- Directed by: Alexandra Pechman
- Written by: Alexandra Pechman
- Produced by: Anne Alexander; Tess Cohen; Alexandra Pechman;
- Starring: Lily McInerny; Joshuah Melnick; Lukita Maxwell; AnnaSophia Robb; Daniel Zolghadri; Ruby Cruz; Jake Lacy; Iris Apatow; Delaney Rowe; Alex Edelman; Sasha Bhasin;
- Cinematography: Alex Ashe
- Edited by: Blair McClendon
- Music by: Zach Robinson
- Production companies: Cousins; Project Infinity;
- Release date: September 11, 2026 (TIFF);
- Running time: 105 minutes
- Country: United States
- Language: English

= Magazine (film) =

2026 American drama film

Magazine is a 2026 American drama film written and directed by Alexandra Pechman in her directorial debut.

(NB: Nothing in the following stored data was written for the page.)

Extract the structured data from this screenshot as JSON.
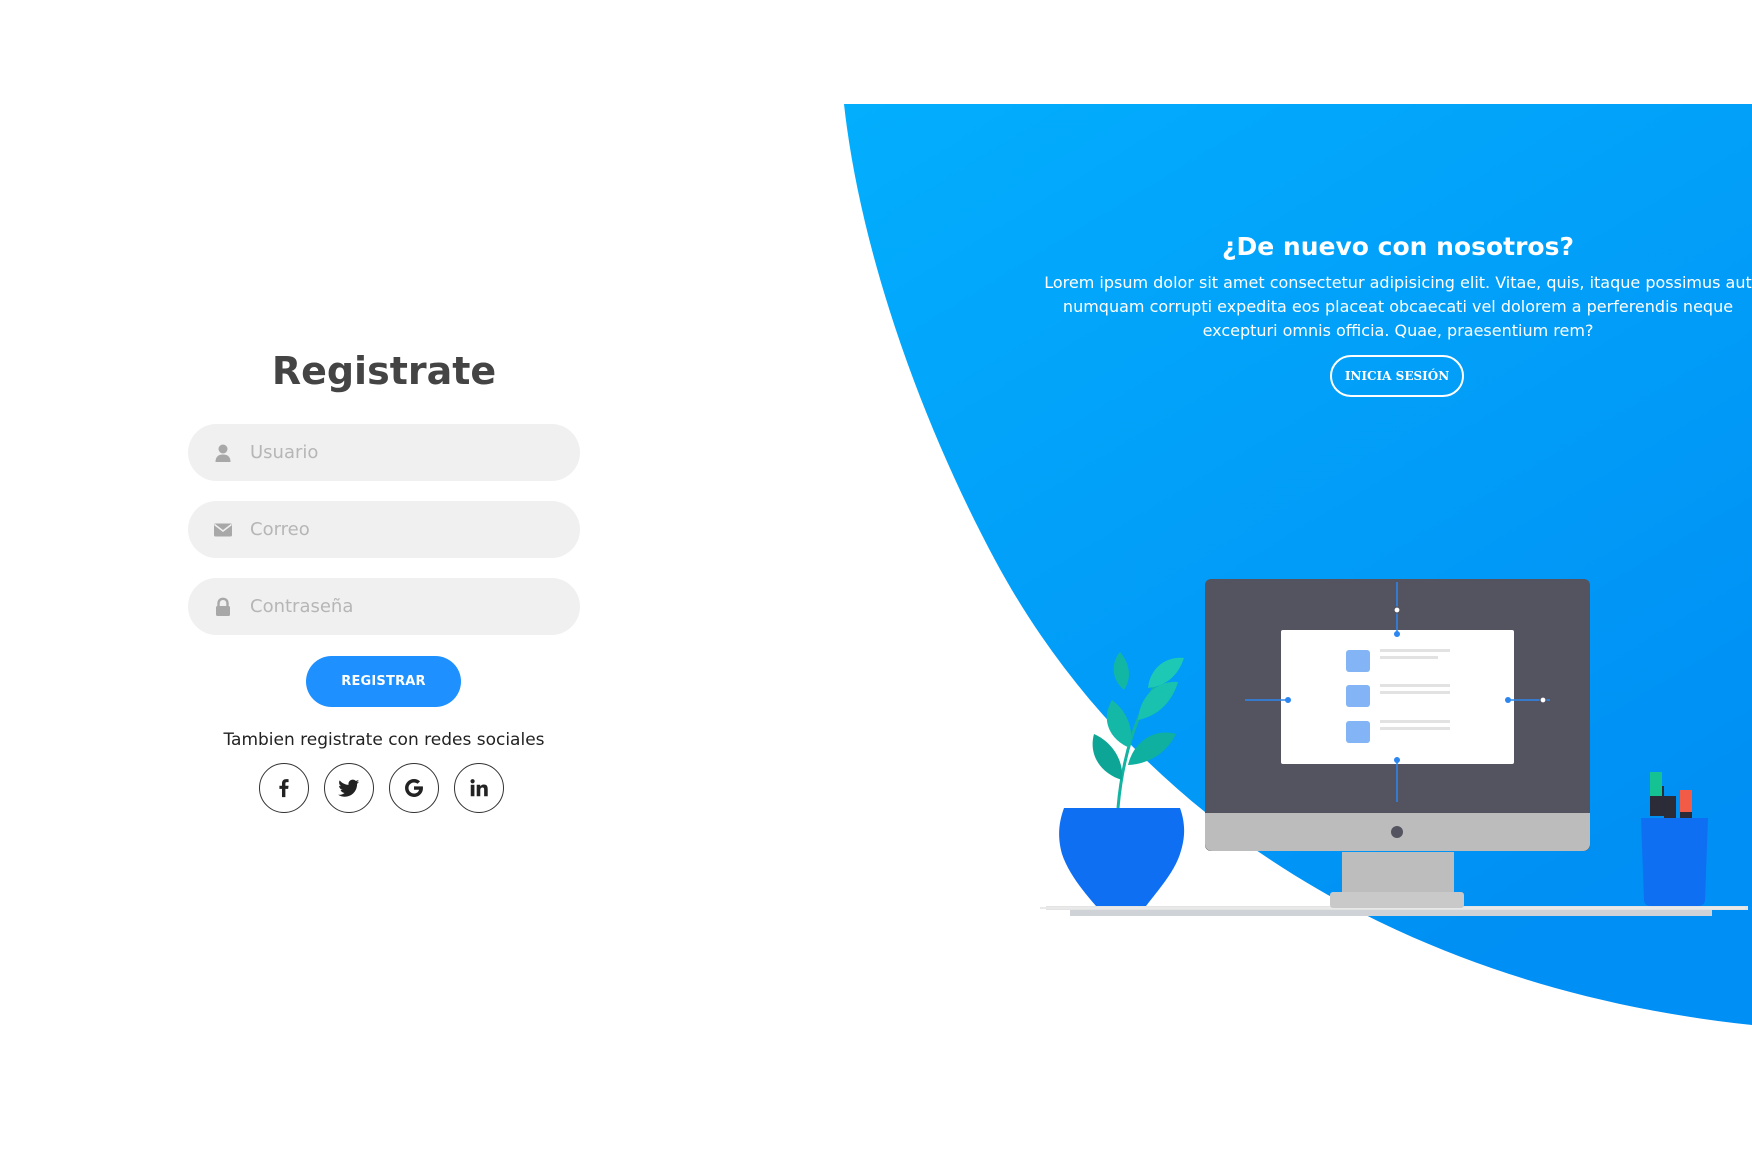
{
  "register": {
    "title": "Registrate",
    "fields": {
      "user_placeholder": "Usuario",
      "email_placeholder": "Correo",
      "password_placeholder": "Contraseña"
    },
    "submit_label": "REGISTRAR",
    "social_text": "Tambien registrate con redes sociales",
    "social_icons": [
      "facebook-icon",
      "twitter-icon",
      "google-icon",
      "linkedin-icon"
    ]
  },
  "panel": {
    "title": "¿De nuevo con nosotros?",
    "text": "Lorem ipsum dolor sit amet consectetur adipisicing elit. Vitae, quis, itaque possimus aut numquam corrupti expedita eos placeat obcaecati vel dolorem a perferendis neque excepturi omnis officia. Quae, praesentium rem?",
    "login_label": "INICIA SESIÓN"
  },
  "colors": {
    "accent": "#1e90ff",
    "panel_blue": "#03a6fb",
    "panel_blue_dark": "#0093f5",
    "input_bg": "#f0f0f0",
    "title_text": "#444444"
  }
}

It stars Lily McInerny, Joshuah Melnick, Lukita Maxwell, AnnaSophia Robb, Daniel Zolghadri, Ruby Cruz, Jake Lacy, Iris Apatow, Delaney Rowe, Alex Edelman and Sasha Bhasin.

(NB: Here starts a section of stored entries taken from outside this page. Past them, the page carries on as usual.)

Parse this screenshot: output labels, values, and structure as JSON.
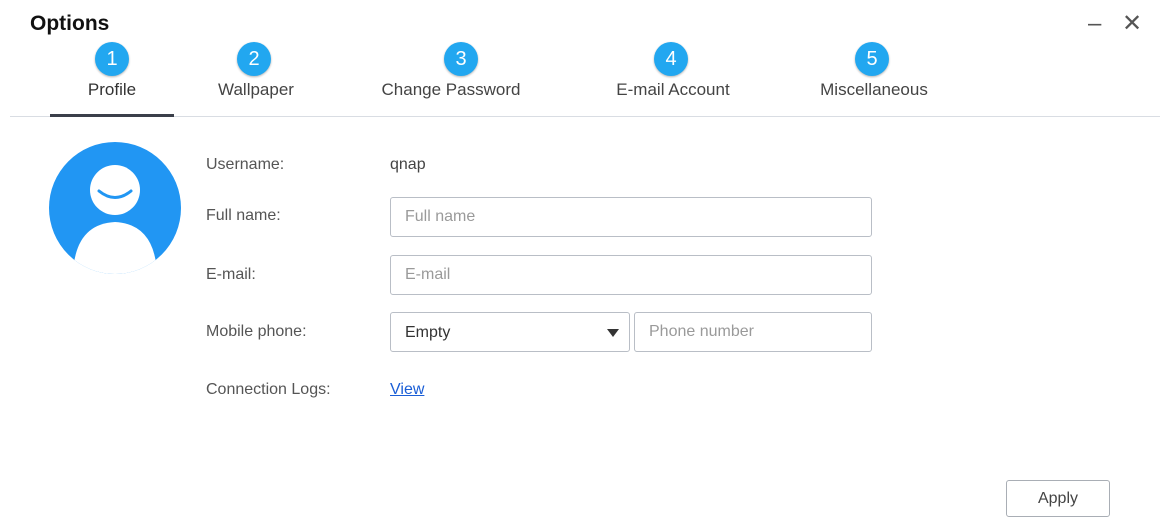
{
  "window": {
    "title": "Options",
    "minimize_icon": "minimize-icon",
    "close_icon": "close-icon"
  },
  "tabs": [
    {
      "number": "1",
      "label": "Profile",
      "active": true
    },
    {
      "number": "2",
      "label": "Wallpaper",
      "active": false
    },
    {
      "number": "3",
      "label": "Change Password",
      "active": false
    },
    {
      "number": "4",
      "label": "E-mail Account",
      "active": false
    },
    {
      "number": "5",
      "label": "Miscellaneous",
      "active": false
    }
  ],
  "profile": {
    "avatar_icon": "user-avatar-icon",
    "username_label": "Username:",
    "username_value": "qnap",
    "fullname_label": "Full name:",
    "fullname_placeholder": "Full name",
    "email_label": "E-mail:",
    "email_placeholder": "E-mail",
    "mobile_label": "Mobile phone:",
    "mobile_country_selected": "Empty",
    "phone_placeholder": "Phone number",
    "connection_logs_label": "Connection Logs:",
    "connection_logs_link": "View"
  },
  "actions": {
    "apply_label": "Apply"
  },
  "colors": {
    "badge": "#22a7f0",
    "active_tab_underline": "#3b3f4a",
    "link": "#1a5ed6",
    "avatar": "#2196f3"
  }
}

It had its world premiere in the Discovery section of the 2026 Toronto International Film Festival on September 11, 2026.

==Premise==
A young poet begins an internship at an acclaimed literary journal.

==Cast==
- Lily McInerny as Nora
- Joshuah Melnick as Thomas
- Lukita Maxwell as Tabitha
- AnnaSophia Robb
- Daniel Zolghadri as Leonard
- Ruby Cruz as Greer
- Jake Lacy as Mickey
- Iris Apatow as Daphne
- Delaney Rowe
- Alex Edelman
- Sasha Bhasin as Tess

==Release==
It had its world premiere in the Discovery section of the 2026 Toronto International Film Festival on September 11, 2026.